V. Valiavitcharska, Rhetoric and Rhythm in Byzantium : The Sound of Persuasion, Cambridge, Cambridge University Press, 2013, p. 272 p.
– Rhetoric and Rhythm in Byzantium takes a fresh look at rhetorical rhythm and its theory and practice, highlighting the close affinity between rhythm and argument. Based on material from Byzantine and Old Church Slavonic homilies and from Byzantine rhetorical commentaries, the book redefines and expands our understanding of both Byzantine and Old Church Slavonic prose rhythm. It positions rhetorical rhythm at the intersection of prose and poetry and explores its role in argumentation and persuasion, suggesting that rhetorical rhythm can carry across linguistic boundaries, and in general aims to demonstrate the stylistic and argumentative importance of rhythm in rhetorical practice. Along the way, it challenges the entrenched separation between content and style and emphasizes the role of rhythm as a tool of invention and a means of creating shared emotional experience.

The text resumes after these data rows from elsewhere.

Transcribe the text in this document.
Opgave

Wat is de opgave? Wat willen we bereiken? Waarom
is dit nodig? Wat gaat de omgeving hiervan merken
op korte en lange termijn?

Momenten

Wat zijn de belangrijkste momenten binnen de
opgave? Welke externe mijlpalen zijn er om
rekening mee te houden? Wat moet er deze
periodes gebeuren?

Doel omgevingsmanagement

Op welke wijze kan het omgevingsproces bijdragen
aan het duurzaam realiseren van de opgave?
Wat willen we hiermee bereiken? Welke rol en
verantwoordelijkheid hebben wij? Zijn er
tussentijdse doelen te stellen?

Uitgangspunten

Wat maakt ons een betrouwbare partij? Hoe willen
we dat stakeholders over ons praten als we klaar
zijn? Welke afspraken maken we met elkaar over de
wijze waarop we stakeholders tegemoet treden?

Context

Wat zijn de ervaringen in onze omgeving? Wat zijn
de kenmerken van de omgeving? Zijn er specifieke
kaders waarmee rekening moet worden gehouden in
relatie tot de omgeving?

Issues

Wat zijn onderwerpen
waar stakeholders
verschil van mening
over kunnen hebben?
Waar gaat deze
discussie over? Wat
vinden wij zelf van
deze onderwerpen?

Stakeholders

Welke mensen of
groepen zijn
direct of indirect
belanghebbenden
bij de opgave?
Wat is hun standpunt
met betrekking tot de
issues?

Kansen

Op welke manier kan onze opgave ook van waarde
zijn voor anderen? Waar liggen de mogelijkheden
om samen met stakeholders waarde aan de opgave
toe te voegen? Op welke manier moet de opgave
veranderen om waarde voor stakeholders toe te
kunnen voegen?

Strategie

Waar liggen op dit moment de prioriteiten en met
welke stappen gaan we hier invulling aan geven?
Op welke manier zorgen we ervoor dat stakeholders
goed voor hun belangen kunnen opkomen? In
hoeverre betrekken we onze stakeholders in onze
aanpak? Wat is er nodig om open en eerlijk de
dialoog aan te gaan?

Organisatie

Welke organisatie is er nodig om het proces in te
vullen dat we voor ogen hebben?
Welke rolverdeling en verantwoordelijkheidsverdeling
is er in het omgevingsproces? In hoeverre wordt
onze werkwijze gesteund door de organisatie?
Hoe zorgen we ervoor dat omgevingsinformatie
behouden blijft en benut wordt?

This book positions medieval Byzantine rhetorical rhythm at the intersection of prose and poetry and offers an analysis of its role in argumentation and persuasion. It also highlights little-known rhetorical theory and seeks to recover the importance of rhythm in rhetorical education in antiquity and the medieval period, and for rhetoric in general.
– Vessela Valiavitcharska is an Assistant Professor in the Department of English at the University of Maryland, College Park.